Ice Breakers. Who Am I?

Earlier today I was reading through ice breaker questions because… Well, that’s a long story that’s entirely beside the point.

As I was reading, I just felt more and more defeated. Most of the time I didn’t have one particular answer, and with the either or questions, I’d say both for different reasons, or in different contexts.

Or neither.

“It depends.” My standard stock response… But that doesn’t work well when you’re trying to let other people get to know you.

Anyone else feel like icebreakers are just an extension of small talk?

They’re just a little more formulaic, with just a little bit more pressure to preform and have a solid and definitive answer.

But you know what?

I don’t.

And I could mostly be okay with that, aside from the separation it causes between me and other people. I don’t want division, I want connection.

Over and over in my mind, the same question echoed through with each ice breaker question I read.

Who am I?

And why can’t I just be simple? Do I just not know myself? Why do we all have to fit into a box of having one all encompassing answer that fits into every situation, every context, every moment.
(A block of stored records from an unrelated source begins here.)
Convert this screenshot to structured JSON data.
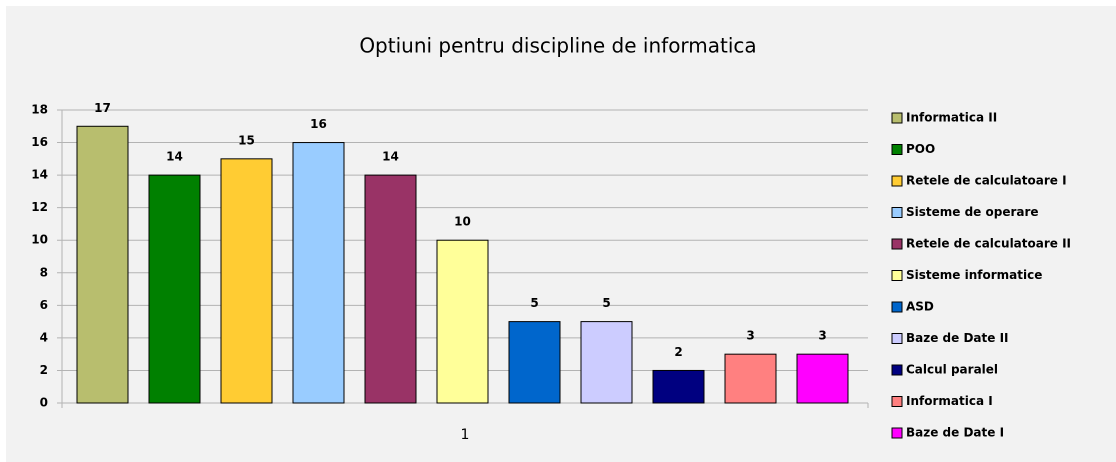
{
  "chart_data": {
    "type": "bar",
    "title": "Optiuni pentru discipline de informatica",
    "categories": [
      "1"
    ],
    "series": [
      {
        "name": "Informatica II",
        "color": "#b8be6e",
        "values": [
          17
        ]
      },
      {
        "name": "POO",
        "color": "#008000",
        "values": [
          14
        ]
      },
      {
        "name": "Retele de calculatoare I",
        "color": "#ffcc33",
        "values": [
          15
        ]
      },
      {
        "name": "Sisteme de operare",
        "color": "#99ccff",
        "values": [
          16
        ]
      },
      {
        "name": "Retele de calculatoare II",
        "color": "#993366",
        "values": [
          14
        ]
      },
      {
        "name": "Sisteme informatice",
        "color": "#ffff99",
        "values": [
          10
        ]
      },
      {
        "name": "ASD",
        "color": "#0066cc",
        "values": [
          5
        ]
      },
      {
        "name": "Baze de Date II",
        "color": "#ccccff",
        "values": [
          5
        ]
      },
      {
        "name": "Calcul paralel",
        "color": "#000080",
        "values": [
          2
        ]
      },
      {
        "name": "Informatica I",
        "color": "#ff8080",
        "values": [
          3
        ]
      },
      {
        "name": "Baze de Date I",
        "color": "#ff00ff",
        "values": [
          3
        ]
      }
    ],
    "ylim": [
      0,
      18
    ],
    "yticks": [
      0,
      2,
      4,
      6,
      8,
      10,
      12,
      14,
      16,
      18
    ],
    "grid": true,
    "legend": "right"
  }
}
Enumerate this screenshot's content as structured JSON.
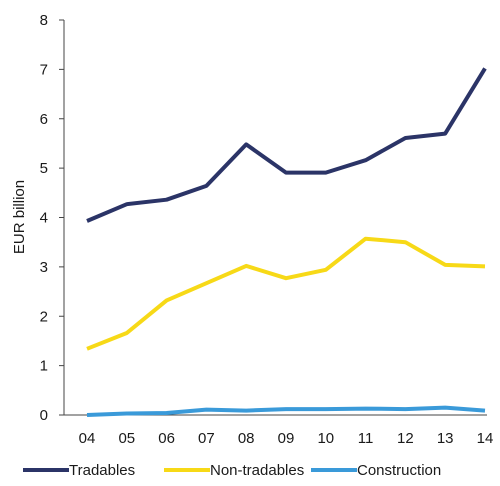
{
  "chart_data": {
    "type": "line",
    "title": "",
    "xlabel": "",
    "ylabel": "EUR billion",
    "categories": [
      "04",
      "05",
      "06",
      "07",
      "08",
      "09",
      "10",
      "11",
      "12",
      "13",
      "14"
    ],
    "ylim": [
      0,
      8
    ],
    "yticks": [
      0,
      1,
      2,
      3,
      4,
      5,
      6,
      7,
      8
    ],
    "grid": false,
    "legend_position": "bottom",
    "series": [
      {
        "name": "Tradables",
        "color": "#2b3467",
        "values": [
          3.93,
          4.27,
          4.36,
          4.64,
          5.48,
          4.91,
          4.91,
          5.16,
          5.61,
          5.7,
          7.02
        ]
      },
      {
        "name": "Non-tradables",
        "color": "#f7d917",
        "values": [
          1.34,
          1.66,
          2.32,
          2.67,
          3.02,
          2.77,
          2.94,
          3.57,
          3.5,
          3.04,
          3.01
        ]
      },
      {
        "name": "Construction",
        "color": "#3a9ad9",
        "values": [
          0.0,
          0.03,
          0.04,
          0.11,
          0.09,
          0.12,
          0.12,
          0.13,
          0.12,
          0.15,
          0.09
        ]
      }
    ]
  }
}
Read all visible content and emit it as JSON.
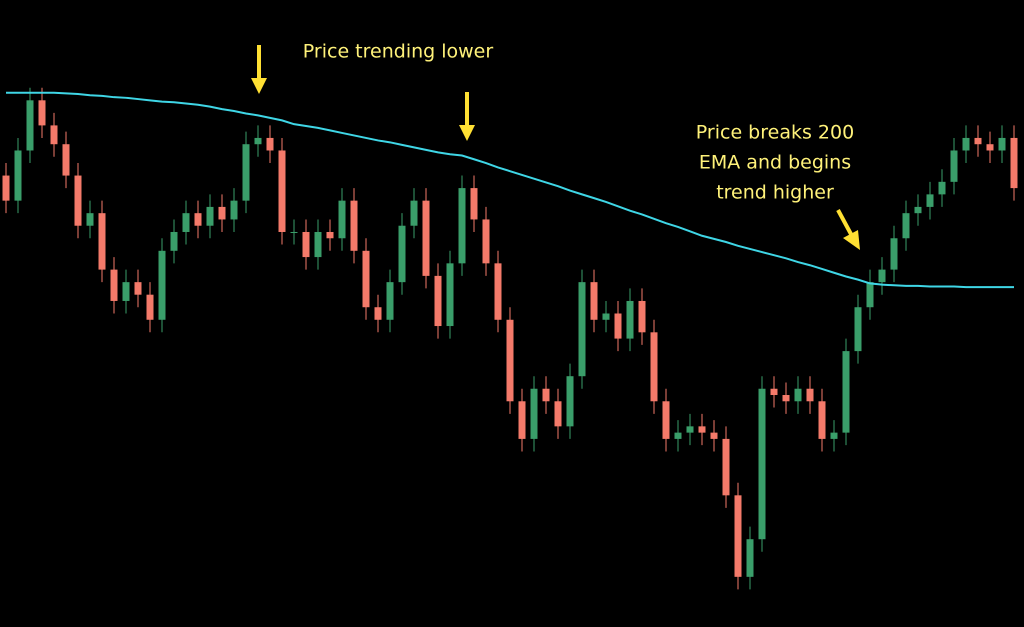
{
  "chart_data": {
    "type": "candlestick",
    "annotations": [
      {
        "lines": [
          "Price trending lower"
        ]
      },
      {
        "lines": [
          "Price breaks 200",
          "EMA and begins",
          "trend higher"
        ]
      }
    ],
    "open": [
      72,
      68,
      76,
      84,
      80,
      77,
      72,
      64,
      66,
      57,
      52,
      55,
      53,
      49,
      60,
      63,
      66,
      64,
      67,
      65,
      68,
      77,
      78,
      76,
      63,
      63,
      59,
      63,
      62,
      68,
      60,
      51,
      49,
      55,
      64,
      68,
      56,
      48,
      58,
      70,
      65,
      58,
      49,
      36,
      30,
      38,
      36,
      32,
      40,
      55,
      49,
      50,
      46,
      52,
      47,
      36,
      30,
      31,
      32,
      31,
      30,
      21,
      8,
      14,
      38,
      37,
      36,
      38,
      36,
      30,
      31,
      44,
      51,
      55,
      57,
      62,
      66,
      67,
      69,
      71,
      76,
      78,
      77,
      76,
      78
    ],
    "high": [
      74,
      78,
      86,
      86,
      82,
      79,
      74,
      68,
      68,
      59,
      57,
      57,
      55,
      62,
      65,
      68,
      68,
      69,
      69,
      70,
      79,
      80,
      80,
      78,
      65,
      65,
      65,
      65,
      70,
      70,
      62,
      53,
      57,
      66,
      70,
      70,
      58,
      60,
      72,
      72,
      67,
      60,
      51,
      38,
      40,
      40,
      38,
      42,
      57,
      57,
      52,
      52,
      54,
      54,
      49,
      38,
      33,
      34,
      34,
      33,
      32,
      23,
      16,
      40,
      40,
      39,
      40,
      40,
      38,
      33,
      46,
      53,
      57,
      59,
      64,
      68,
      69,
      71,
      73,
      78,
      80,
      80,
      79,
      80,
      80
    ],
    "low": [
      66,
      66,
      74,
      78,
      75,
      70,
      62,
      62,
      55,
      50,
      50,
      51,
      47,
      47,
      58,
      61,
      62,
      62,
      63,
      63,
      66,
      75,
      74,
      61,
      61,
      57,
      57,
      60,
      60,
      58,
      49,
      47,
      47,
      53,
      62,
      54,
      46,
      46,
      56,
      63,
      56,
      47,
      34,
      28,
      28,
      34,
      30,
      30,
      38,
      47,
      47,
      44,
      44,
      45,
      34,
      28,
      28,
      29,
      29,
      28,
      19,
      6,
      6,
      12,
      35,
      34,
      34,
      34,
      28,
      28,
      29,
      42,
      49,
      53,
      55,
      60,
      64,
      65,
      67,
      69,
      74,
      75,
      74,
      74,
      68
    ],
    "close": [
      68,
      76,
      84,
      80,
      77,
      72,
      64,
      66,
      57,
      52,
      55,
      53,
      49,
      60,
      63,
      66,
      64,
      67,
      65,
      68,
      77,
      78,
      76,
      63,
      63,
      59,
      63,
      62,
      68,
      60,
      51,
      49,
      55,
      64,
      68,
      56,
      48,
      58,
      70,
      65,
      58,
      49,
      36,
      30,
      38,
      36,
      32,
      40,
      55,
      49,
      50,
      46,
      52,
      47,
      36,
      30,
      31,
      32,
      31,
      30,
      21,
      8,
      14,
      38,
      37,
      36,
      38,
      36,
      30,
      31,
      44,
      51,
      55,
      57,
      62,
      66,
      67,
      69,
      71,
      76,
      78,
      77,
      76,
      78,
      70
    ],
    "ema": [
      85.2,
      85.2,
      85.2,
      85.2,
      85.2,
      85.1,
      85.0,
      84.8,
      84.7,
      84.5,
      84.4,
      84.2,
      84.0,
      83.8,
      83.7,
      83.5,
      83.3,
      83.0,
      82.6,
      82.3,
      81.9,
      81.6,
      81.2,
      80.8,
      80.2,
      79.9,
      79.6,
      79.2,
      78.8,
      78.4,
      78.0,
      77.6,
      77.3,
      76.9,
      76.5,
      76.1,
      75.7,
      75.4,
      75.2,
      74.6,
      74.0,
      73.3,
      72.7,
      72.1,
      71.5,
      70.9,
      70.3,
      69.6,
      69.0,
      68.4,
      67.8,
      67.1,
      66.4,
      65.8,
      65.1,
      64.4,
      63.8,
      63.1,
      62.4,
      61.9,
      61.4,
      60.8,
      60.3,
      59.8,
      59.3,
      58.8,
      58.2,
      57.7,
      57.1,
      56.5,
      55.9,
      55.4,
      54.8,
      54.6,
      54.5,
      54.4,
      54.4,
      54.3,
      54.3,
      54.3,
      54.2,
      54.2,
      54.2,
      54.2,
      54.2
    ],
    "up_color": "#3a9e6a",
    "down_color": "#f47a6a",
    "ema_color": "#3fd6e6",
    "ylim": [
      0,
      100
    ]
  }
}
Maybe I’m making it complicated. Maybe it’s okay to just choose something, anything. Maybe it’s okay to have multiple answers. But I’ve seen the response when I don’t just keep that to myself. People get bored. And then they don’t even try to get to know me, because it’s like I don’t even know myself.

Who am I?

That is the question I will always be asking. It’s a journey taken one step at a time, one day at a time, one moment at a time. But sometimes I wish the world inside my mind was just a little less complicated. (Though not really, I wouldn’t want to be bored.)

Maybe I’ll always be left walking the frozen tundra alone. Always on the outside. Navigating the ice caps that others seem to breeze over.

Maybe I know myself less, or maybe I know myself more. I don’t know the answer any better than I know the answer to those awful little questions that seem to cause such a huge internal storm.

How do you feel about ice breakers? Do you have a hard time coming up with a single answer?